Sur l’avortement, la position du cardinal Bergoglio semble encore plus
marquante : il le condamne même dans les cas que certains prélats seraient
tentés de regarder comme des exceptions. Il a en outre largement repris le
discours et le vocabulaire de Jean-Paul II sur la « culture de mort ».
« Le chrétien ne peut pas se permettre d’être une andouille »,
va-t-il jusqu’à déclarer dans un sermon. Le martyre est évoqué comme une
possibilité qui n’est pas à exclure.
La fermeté de ces positions en matière de morale explique
peut-être le doute qui a saisi la droite comme la gauche : du côté droit,
on peut faire au nouveau pape crédit d’être un défenseur ferme de la morale,
même si d’autres éléments peuvent susciter quelque perplexité.
Le pape de toutes les surprises
L’abbé Guillaume de Tanoüarn, quant à lui, a expliqué la
surprise causée par l’élection du pape François comme une conséquence de son
caractère d’ « électron libre » alors même qu’il est mis à la tête de
plus d’un milliard de catholiques. L’abbé de Tanoüarn a souligné l’importance
de l’appartenance du cardinal Bergoglio à la Compagnie de Jésus : le
vendredi 15 mars, dans un sermon peu commenté, le nouveau pape a cité devant
les cardinaux les règles fixées par saint Ignace pour le discernement des
esprits en leur disant de ne surtout pas changer aux jours de la désolation. Un
tel discours semble peu conforme à celui des progressistes, qui veulent changer
l’Eglise précisément parce qu’elle est en désolation, c’est pourquoi il
changent mal.
Le nouveau pape est donc, selon l’expression de l’abbé de
Tanoüarn, « un jésuite un peu anticlérical ». De fait, comme l’a noté
l’abbé Bouchacourt (FSSPX), le diocèse de Buenos Aires a peu de séminaristes. L’archevêque
Bergoglio semblait davantage du côté des laïcs que de ses prêtres.

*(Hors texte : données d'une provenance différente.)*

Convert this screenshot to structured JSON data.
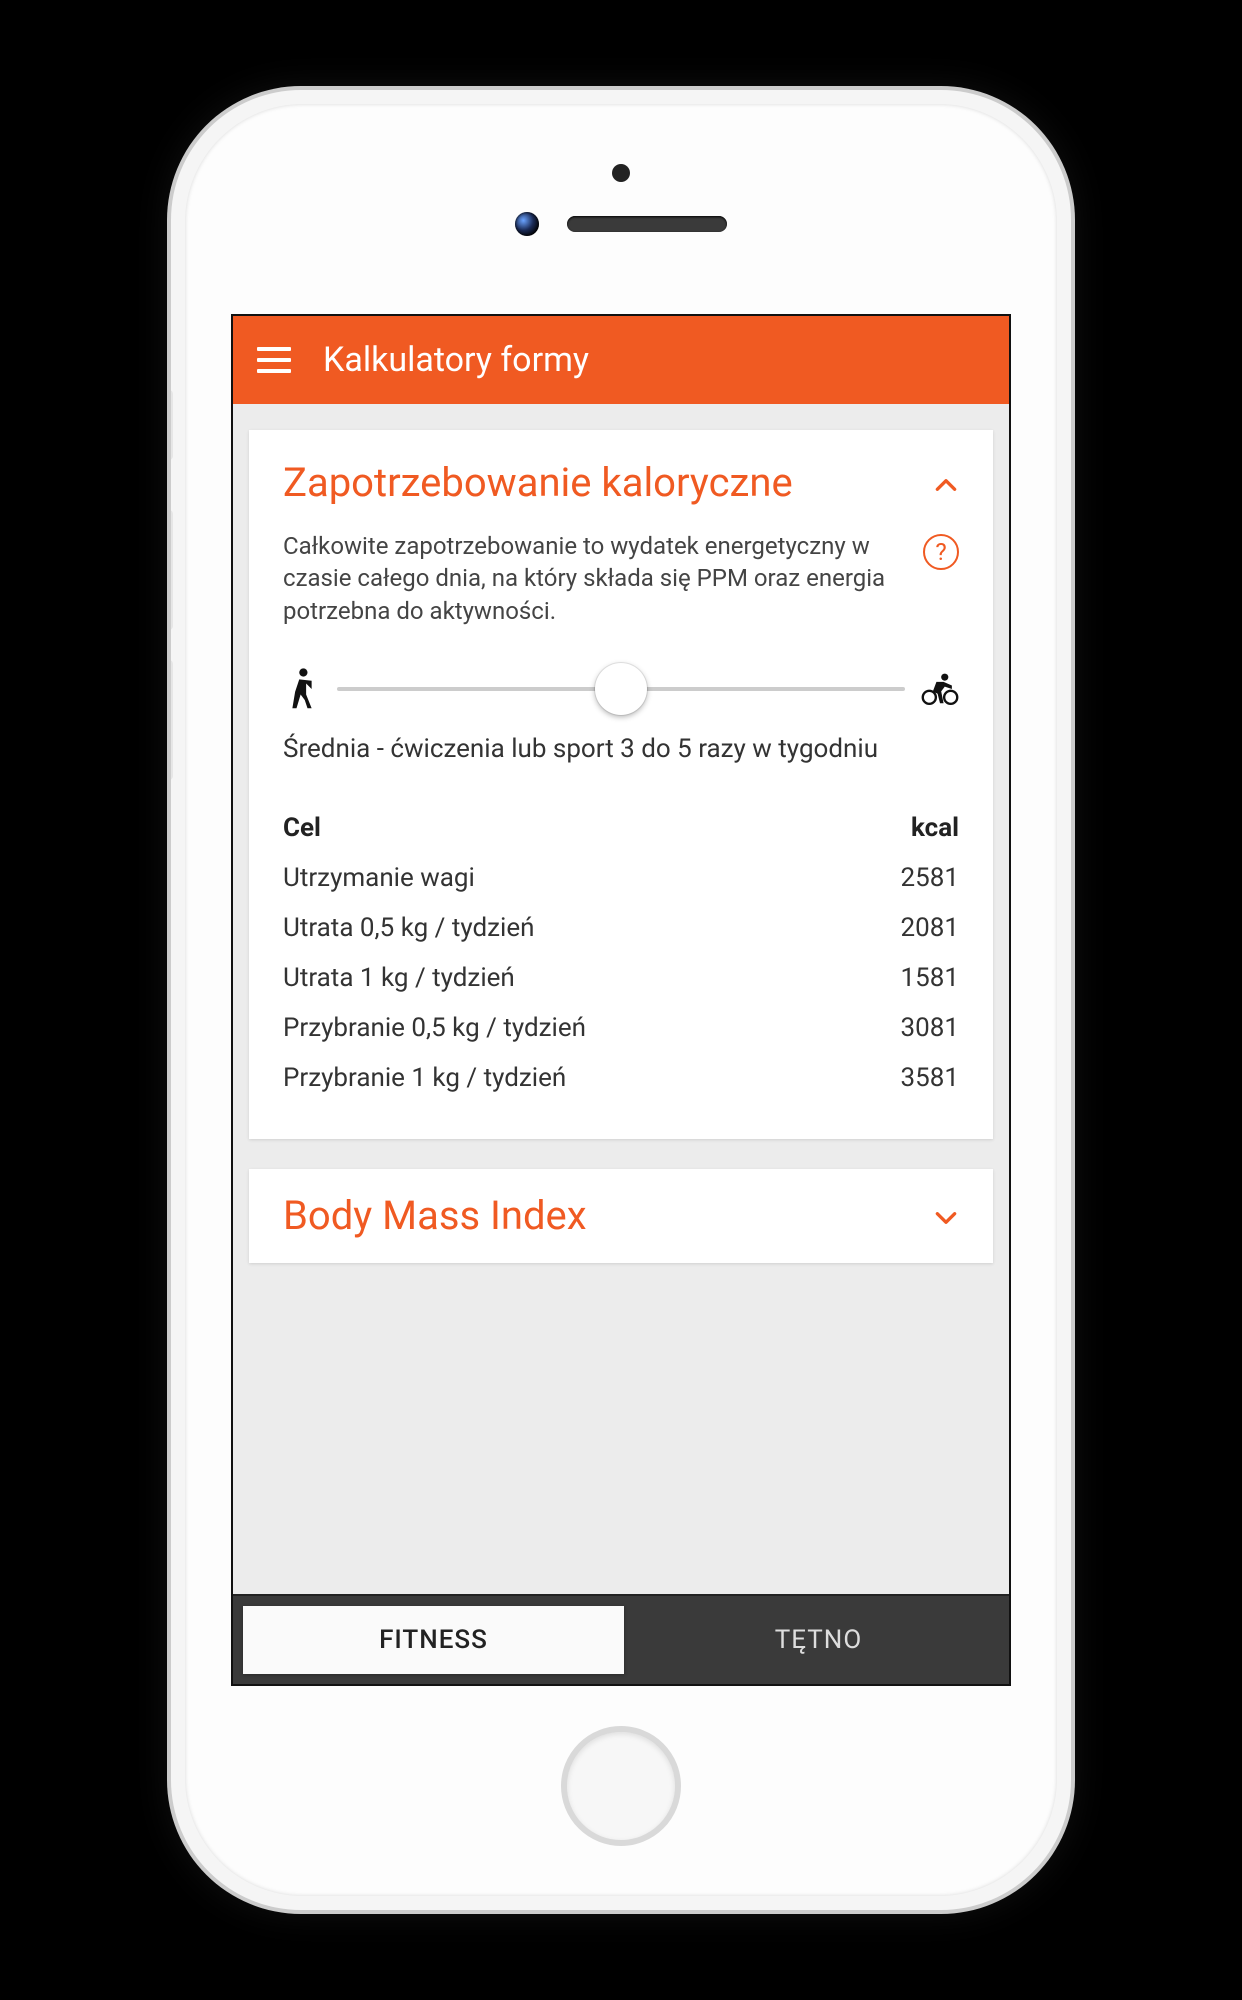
{
  "header": {
    "title": "Kalkulatory formy"
  },
  "card1": {
    "title": "Zapotrzebowanie kaloryczne",
    "description": "Całkowite zapotrzebowanie to wydatek energetyczny w czasie całego dnia, na który składa się PPM oraz energia potrzebna do aktywności.",
    "slider_caption": "Średnia - ćwiczenia lub sport 3 do 5 razy w tygodniu",
    "table": {
      "col1": "Cel",
      "col2": "kcal",
      "rows": [
        {
          "label": "Utrzymanie wagi",
          "value": "2581"
        },
        {
          "label": "Utrata 0,5 kg / tydzień",
          "value": "2081"
        },
        {
          "label": "Utrata 1 kg / tydzień",
          "value": "1581"
        },
        {
          "label": "Przybranie 0,5 kg / tydzień",
          "value": "3081"
        },
        {
          "label": "Przybranie 1 kg / tydzień",
          "value": "3581"
        }
      ]
    }
  },
  "card2": {
    "title": "Body Mass Index"
  },
  "tabs": {
    "fitness": "FITNESS",
    "tetno": "TĘTNO"
  }
}
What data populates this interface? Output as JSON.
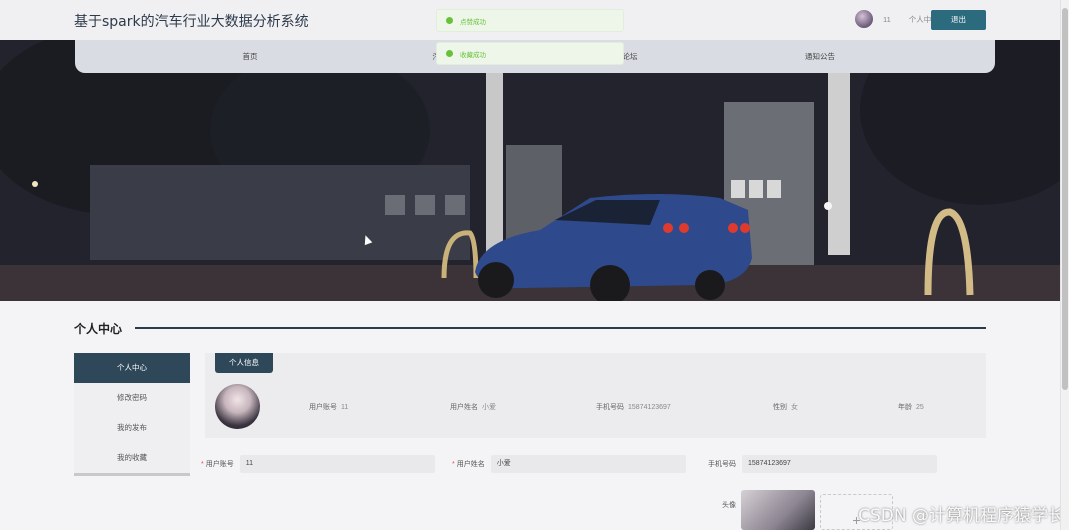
{
  "header": {
    "site_title": "基于spark的汽车行业大数据分析系统",
    "user_count": "11",
    "user_center": "个人中心",
    "logout": "退出"
  },
  "nav": {
    "items": [
      "首页",
      "汽车",
      "论坛",
      "通知公告"
    ]
  },
  "toasts": [
    "点赞成功",
    "收藏成功"
  ],
  "section": {
    "title": "个人中心"
  },
  "sidebar": {
    "items": [
      "个人中心",
      "修改密码",
      "我的发布",
      "我的收藏"
    ],
    "active_index": 0
  },
  "profile_card": {
    "tag": "个人信息",
    "fields": [
      {
        "label": "用户账号",
        "value": "11"
      },
      {
        "label": "用户姓名",
        "value": "小爱"
      },
      {
        "label": "手机号码",
        "value": "15874123697"
      },
      {
        "label": "性别",
        "value": "女"
      },
      {
        "label": "年龄",
        "value": "25"
      }
    ]
  },
  "form": {
    "account_label": "用户账号",
    "account_value": "11",
    "name_label": "用户姓名",
    "name_value": "小爱",
    "phone_label": "手机号码",
    "phone_value": "15874123697",
    "avatar_label": "头像",
    "upload_symbol": "+"
  },
  "watermark": "CSDN @计算机程序猿学长",
  "colors": {
    "accent": "#2c6b7d",
    "sidebar_active": "#2e4759",
    "toast_green": "#67c23a"
  }
}
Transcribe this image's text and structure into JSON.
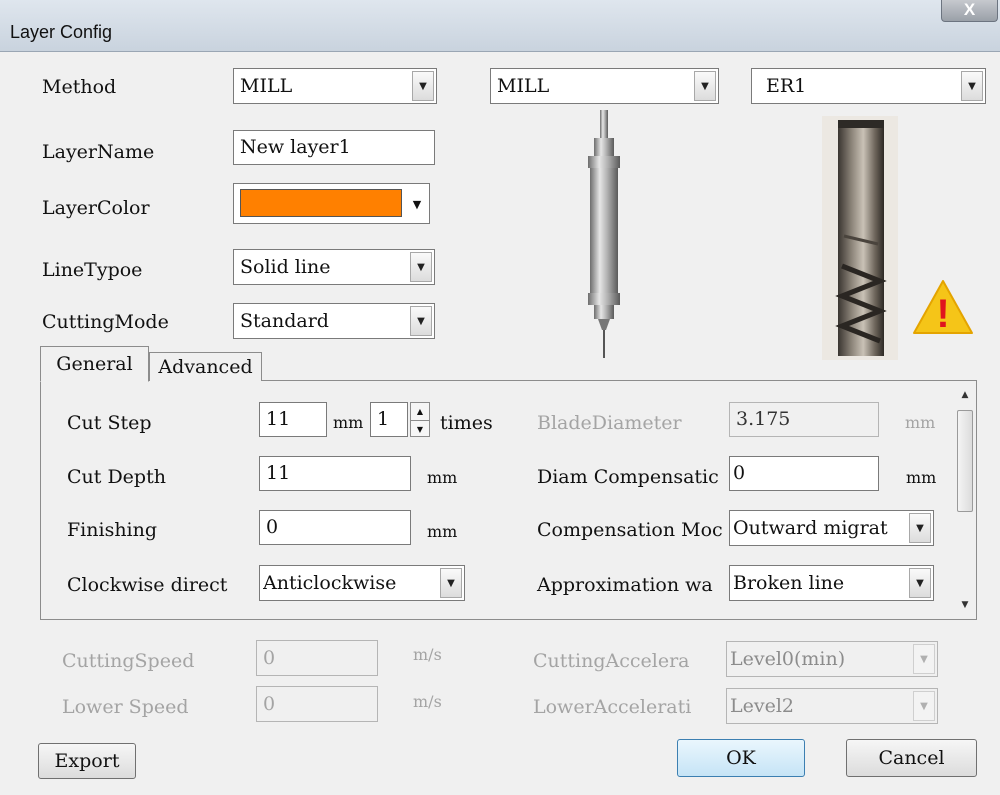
{
  "window": {
    "title": "Layer Config",
    "close_icon": "X"
  },
  "method": {
    "label": "Method",
    "combo1": "MILL",
    "combo2": "MILL",
    "combo3": "ER1"
  },
  "layer_name": {
    "label": "LayerName",
    "value": "New layer1"
  },
  "layer_color": {
    "label": "LayerColor",
    "color": "#ff8000"
  },
  "line_type": {
    "label": "LineTypoe",
    "value": "Solid line"
  },
  "cutting_mode": {
    "label": "CuttingMode",
    "value": "Standard"
  },
  "tabs": [
    {
      "label": "General",
      "active": true
    },
    {
      "label": "Advanced",
      "active": false
    }
  ],
  "general": {
    "cut_step": {
      "label": "Cut Step",
      "value": "11",
      "unit": "mm",
      "times_value": "1",
      "times_label": "times"
    },
    "cut_depth": {
      "label": "Cut Depth",
      "value": "11",
      "unit": "mm"
    },
    "finishing": {
      "label": "Finishing",
      "value": "0",
      "unit": "mm"
    },
    "clockwise": {
      "label": "Clockwise direct",
      "value": "Anticlockwise"
    },
    "blade_diameter": {
      "label": "BladeDiameter",
      "value": "3.175",
      "unit": "mm"
    },
    "diam_comp": {
      "label": "Diam Compensatic",
      "value": "0",
      "unit": "mm"
    },
    "comp_mode": {
      "label": "Compensation Moc",
      "value": "Outward migrat"
    },
    "approx": {
      "label": "Approximation wa",
      "value": "Broken line"
    }
  },
  "cutting_speed": {
    "label": "CuttingSpeed",
    "value": "0",
    "unit": "m/s"
  },
  "lower_speed": {
    "label": "Lower Speed",
    "value": "0",
    "unit": "m/s"
  },
  "cutting_accel": {
    "label": "CuttingAccelera",
    "value": "Level0(min)"
  },
  "lower_accel": {
    "label": "LowerAccelerati",
    "value": "Level2"
  },
  "buttons": {
    "export": "Export",
    "ok": "OK",
    "cancel": "Cancel"
  },
  "icons": {
    "dropdown": "▼",
    "scroll_up": "▲",
    "scroll_down": "▼",
    "spin_up": "▲",
    "spin_down": "▼",
    "warning": "!"
  },
  "colors": {
    "warning": "#f5c518",
    "warning_mark": "#e0141e",
    "ok_border": "#3c7fb1"
  }
}
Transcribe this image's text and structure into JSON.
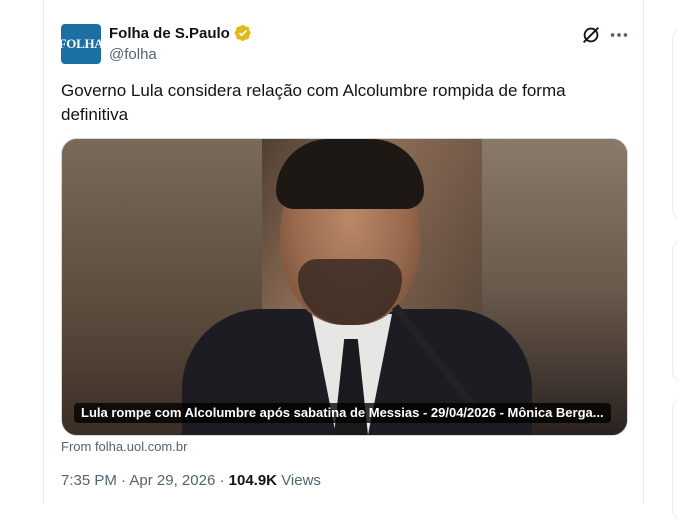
{
  "tweet": {
    "avatar_text": "FOLHA",
    "author_name": "Folha de S.Paulo",
    "author_handle": "@folha",
    "text": "Governo Lula considera relação com Alcolumbre rompida de forma definitiva",
    "media_caption": "Lula rompe com Alcolumbre após sabatina de Messias - 29/04/2026 - Mônica Berga...",
    "link_source": "From folha.uol.com.br",
    "time": "7:35 PM",
    "date": "Apr 29, 2026",
    "views_count": "104.9K",
    "views_label": "Views"
  },
  "colors": {
    "avatar_bg": "#1b6fa3",
    "verified_gold": "#e2b719",
    "secondary_text": "#536471"
  },
  "icons": [
    "verified-badge-icon",
    "grok-icon",
    "more-icon"
  ]
}
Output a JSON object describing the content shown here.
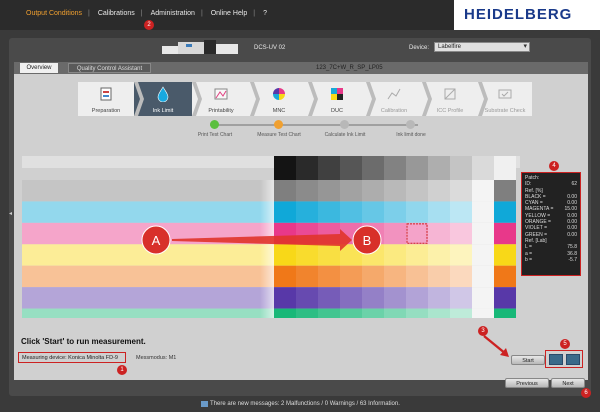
{
  "nav": {
    "items": [
      "Output Conditions",
      "Calibrations",
      "Administration",
      "Online Help",
      "?"
    ],
    "active": 0
  },
  "brand": {
    "logo": "HEIDELBERG",
    "color": "#1a3a8a"
  },
  "header": {
    "device_model": "DCS-UV 02",
    "device_label": "Device:",
    "device_value": "Labelfire"
  },
  "tabs": [
    "Overview",
    "Quality Control Assistant"
  ],
  "job_name": "123_7C+W_R_SP_LP05",
  "workflow": {
    "steps": [
      {
        "label": "Preparation",
        "icon": "preparation-icon",
        "state": "done"
      },
      {
        "label": "Ink Limit",
        "icon": "ink-drop-icon",
        "state": "active"
      },
      {
        "label": "Printability",
        "icon": "printability-icon",
        "state": "done"
      },
      {
        "label": "MNC",
        "icon": "mnc-icon",
        "state": "done"
      },
      {
        "label": "DUC",
        "icon": "duc-icon",
        "state": "done"
      },
      {
        "label": "Calibration",
        "icon": "calibration-icon",
        "state": "disabled"
      },
      {
        "label": "ICC Profile",
        "icon": "icc-profile-icon",
        "state": "disabled"
      },
      {
        "label": "Substrate Check",
        "icon": "substrate-check-icon",
        "state": "disabled"
      }
    ]
  },
  "progress": {
    "steps": [
      {
        "label": "Print Test Chart",
        "color": "#5cbf3f"
      },
      {
        "label": "Measure Test Chart",
        "color": "#f0a030"
      },
      {
        "label": "Calculate Ink Limit",
        "color": "#b8b8b8"
      },
      {
        "label": "Ink limit done",
        "color": "#b8b8b8"
      }
    ]
  },
  "patches": {
    "colors": [
      "#7f7f7f",
      "#10a8d8",
      "#e8388a",
      "#f8d818",
      "#f07818",
      "#5838a8",
      "#18b878"
    ],
    "annotations": [
      "A",
      "B"
    ],
    "selected_row": 2,
    "selected_col": 6
  },
  "info": {
    "patch_label": "Patch:",
    "rows": [
      {
        "k": "ID:",
        "v": "62"
      },
      {
        "k": "Ref. [%]",
        "v": ""
      },
      {
        "k": "BLACK =",
        "v": "0.00"
      },
      {
        "k": "CYAN =",
        "v": "0.00"
      },
      {
        "k": "MAGENTA =",
        "v": "15.00"
      },
      {
        "k": "YELLOW =",
        "v": "0.00"
      },
      {
        "k": "ORANGE =",
        "v": "0.00"
      },
      {
        "k": "VIOLET =",
        "v": "0.00"
      },
      {
        "k": "GREEN =",
        "v": "0.00"
      },
      {
        "k": "Ref. [Lab]",
        "v": ""
      },
      {
        "k": "L =",
        "v": "75.8"
      },
      {
        "k": "a =",
        "v": "36.8"
      },
      {
        "k": "b =",
        "v": "-5.7"
      }
    ]
  },
  "instruction": "Click 'Start' to run measurement.",
  "measuring_device": "Measuring device: Konica Minolta FD-9",
  "messmodus": "Messmodus: M1",
  "buttons": {
    "start": "Start",
    "previous": "Previous",
    "next": "Next"
  },
  "badges": [
    "1",
    "2",
    "3",
    "4",
    "5",
    "6"
  ],
  "footer": {
    "messages": "There are new messages: 2 Malfunctions / 0 Warnings / 63 Information."
  },
  "colors": {
    "accent": "#f0a030",
    "highlight": "#cc2222",
    "active_step": "#4a5a6a"
  }
}
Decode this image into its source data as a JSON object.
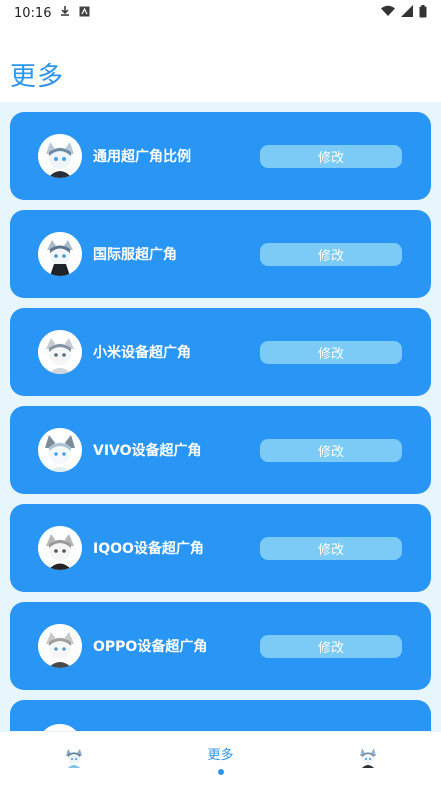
{
  "status_bar": {
    "time": "10:16"
  },
  "page": {
    "title": "更多"
  },
  "items": [
    {
      "label": "通用超广角比例",
      "button": "修改"
    },
    {
      "label": "国际服超广角",
      "button": "修改"
    },
    {
      "label": "小米设备超广角",
      "button": "修改"
    },
    {
      "label": "VIVO设备超广角",
      "button": "修改"
    },
    {
      "label": "IQOO设备超广角",
      "button": "修改"
    },
    {
      "label": "OPPO设备超广角",
      "button": "修改"
    }
  ],
  "bottom_nav": {
    "active_label": "更多"
  },
  "colors": {
    "accent": "#2e94e8",
    "card": "#2996f5",
    "button": "#7ccaf6",
    "content_bg": "#e7f6fd"
  }
}
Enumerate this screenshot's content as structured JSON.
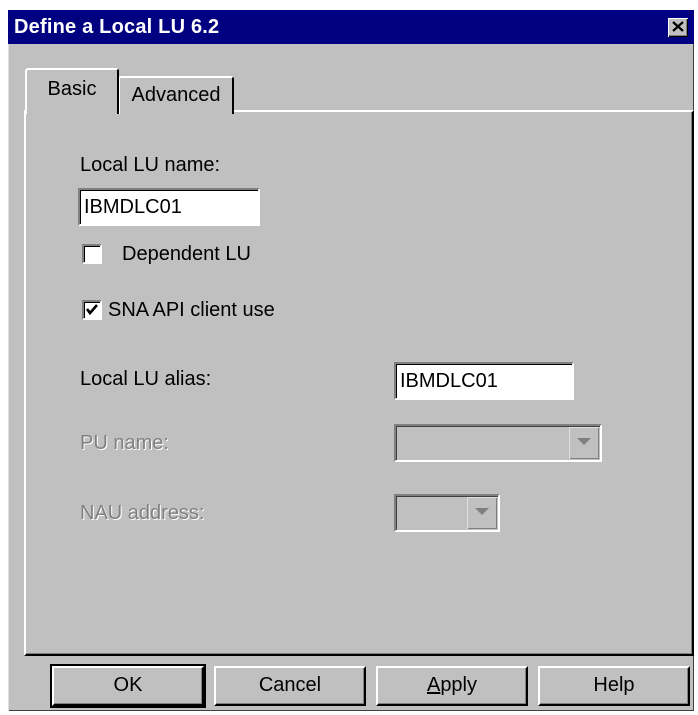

Lorsqu’il
dénonce, dans le sermon de sa première messe à la chapelle Sixtine, le
christianisme sans croix, le nouveau pape va ainsi jusqu’à déclarer que, sans
la croix, « nous sommes des prêtres, des évêques, des cardinaux, des
papes, mais pas des disciples du Seigneur ». A propos du baptême, le
cardinal Bergoglio dénonçait dans 30
Giorni le gnosticisme pharisaïque des prêtres qui se croient propriétaires
des sacrements, dont il invitait à retrouver le sens. Le pape François semble
donc bel et bien « le pape de toutes les surprises ».
« Le premier pape péroniste »
« Le premier pape péroniste » : l’expression,
a noté l’abbé de Tanoüarn, a été utilisée par la presse argentine. Avant d’être
prêtre, Bergoglio a eu un authentique engagement péroniste : il s’engage
dans la Garde de fer, fondue par la suite dans l’Organisation unifiée du
transfert générationnel. Comme l’a montré le conférencier, le futur pape s’est
montré constant dans cet engagement : en 1974, à la mort de Perón, le P.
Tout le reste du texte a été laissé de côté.